Instead of talking about general and generic strokes, we are doing something different here. We are digging deeper on a personal level, to convey one of the greatest challenges of finding a home for the first time for a young adult with special needs. We are going to talk about what is happening in one of the states on the east coast: Connecticut.
In Connecticut right now, there are more than two thousand adults with intellectual disabilities. Most of them live with their families, despite desperately wanting to be independent and live their own lives. Some have been waiting for so long that they are in legitimate danger of losing their primary caregivers, their parents, to old age.
Connecticut state law promises to find housing for these people based on which of the three priorities their situation qualifies them for: housing within one year for the highest priority and within five years for the lowest rank. But there is a problem: the waiting list is broken. The priority system does not work. Nobody gets housing and everyone is still waiting.

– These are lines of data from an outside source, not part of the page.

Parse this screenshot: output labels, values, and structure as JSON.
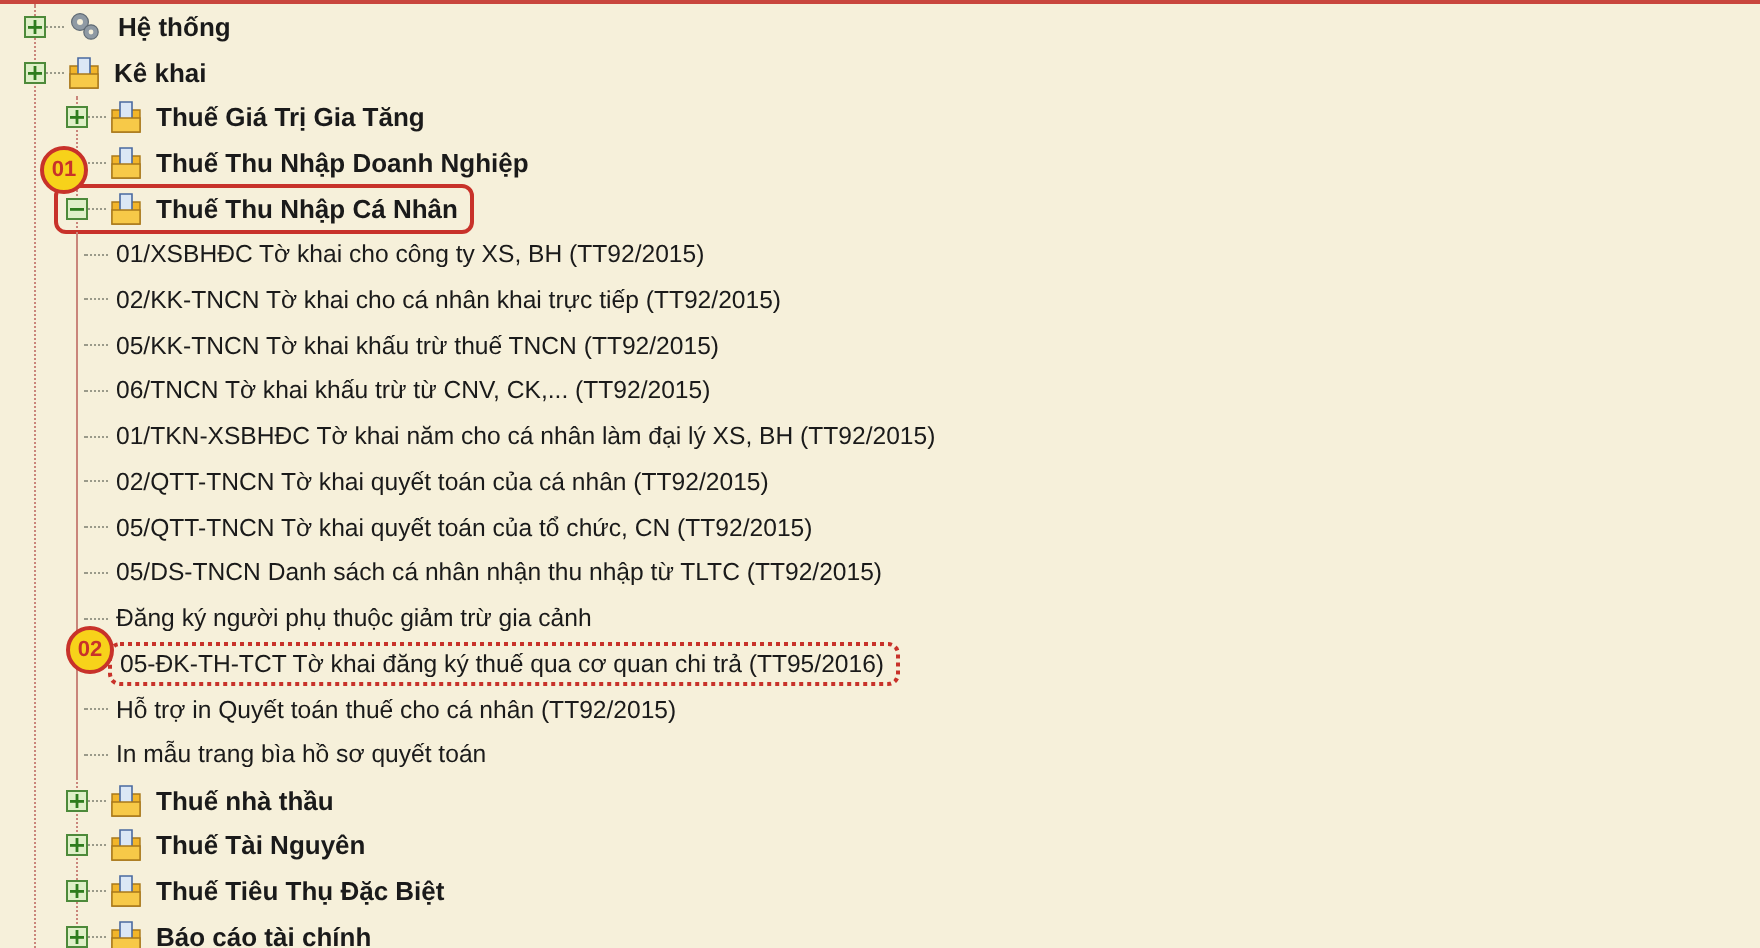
{
  "tree": [
    {
      "kind": "gears",
      "label": "Hệ thống",
      "expanded": false
    },
    {
      "kind": "folder",
      "label": "Kê khai",
      "expanded": false,
      "children": [
        {
          "kind": "folder",
          "label": "Thuế Giá Trị Gia Tăng",
          "expanded": false
        },
        {
          "kind": "folder",
          "label": "Thuế Thu Nhập Doanh Nghiệp"
        },
        {
          "kind": "folder",
          "label": "Thuế Thu Nhập Cá Nhân",
          "expanded": true,
          "callout": {
            "label": "01",
            "dashed": false
          },
          "children": [
            {
              "kind": "leaf",
              "label": "01/XSBHĐC Tờ khai cho công ty XS, BH (TT92/2015)"
            },
            {
              "kind": "leaf",
              "label": "02/KK-TNCN Tờ khai cho cá nhân khai trực tiếp (TT92/2015)"
            },
            {
              "kind": "leaf",
              "label": "05/KK-TNCN Tờ khai khấu trừ thuế TNCN (TT92/2015)"
            },
            {
              "kind": "leaf",
              "label": "06/TNCN Tờ khai khấu trừ từ CNV, CK,... (TT92/2015)"
            },
            {
              "kind": "leaf",
              "label": "01/TKN-XSBHĐC Tờ khai năm cho cá nhân làm đại lý XS, BH (TT92/2015)"
            },
            {
              "kind": "leaf",
              "label": "02/QTT-TNCN Tờ khai quyết toán của cá nhân (TT92/2015)"
            },
            {
              "kind": "leaf",
              "label": "05/QTT-TNCN Tờ khai quyết toán của tổ chức, CN (TT92/2015)"
            },
            {
              "kind": "leaf",
              "label": "05/DS-TNCN Danh sách cá nhân nhận thu nhập từ TLTC (TT92/2015)"
            },
            {
              "kind": "leaf",
              "label": "Đăng ký người phụ thuộc giảm trừ gia cảnh"
            },
            {
              "kind": "leaf",
              "label": "05-ĐK-TH-TCT Tờ khai đăng ký thuế qua cơ quan chi trả (TT95/2016)",
              "callout": {
                "label": "02",
                "dashed": true
              }
            },
            {
              "kind": "leaf",
              "label": "Hỗ trợ in Quyết toán thuế cho cá nhân (TT92/2015)"
            },
            {
              "kind": "leaf",
              "label": "In mẫu trang bìa hồ sơ quyết toán"
            }
          ]
        },
        {
          "kind": "folder",
          "label": "Thuế nhà thầu",
          "expanded": false
        },
        {
          "kind": "folder",
          "label": "Thuế Tài Nguyên",
          "expanded": false
        },
        {
          "kind": "folder",
          "label": "Thuế Tiêu Thụ Đặc Biệt",
          "expanded": false
        },
        {
          "kind": "folder",
          "label": "Báo cáo tài chính",
          "expanded": false
        }
      ]
    }
  ]
}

The first problem is that state law prevents anyone with an intellectual disability from being placed in one of the state’s group homes unless they are abused, abandoned, or their primary caregiver dies. There are literally families in Connecticut where the primary caregivers have spent decades in retirement and the children with special needs in their care are approaching retirement age.
The second problem is that there is simply no funding for the programs that are supposed to process the waiting list. The state has a $ 1 billion budget for the Department of Developmental Disabilities, with most of it going to support the 961 people who currently fill all seats in state housing for adults with special needs, leaving the other 1,110 + waiting. A family has spent more than 23 years in the Priority One “one year wait” group and has not even heard from their caseworker in more than two decades. Their daughter is now 42 years old and her parents in their early 70s.
The third problem is the “aging” process: By the time a person with special needs turns 21, all the federal money that supported their education and therapy simply ends. At 20 they have a speech therapist, an occupational therapist, a physical therapist, various teachers, counselors and more … and at 21 they have their parents. That puts an unimaginable burden on parents, but it also means that the waiting list grows every day … and it never shrinks.
Fortunately, Connecticut is just one state. Unfortunately, it is not always better elsewhere. Nationwide, counting the entire population of people with special needs, 53% of all of them still live at home, with their parents. Another 31% live in assisted, supervised or assisted homes, 11% live independently, 3.5% live in foster care and 1.5% live in state institutions. No matter where you live, unfortunately, if you are an adult with special needs, living with your parents is the norm.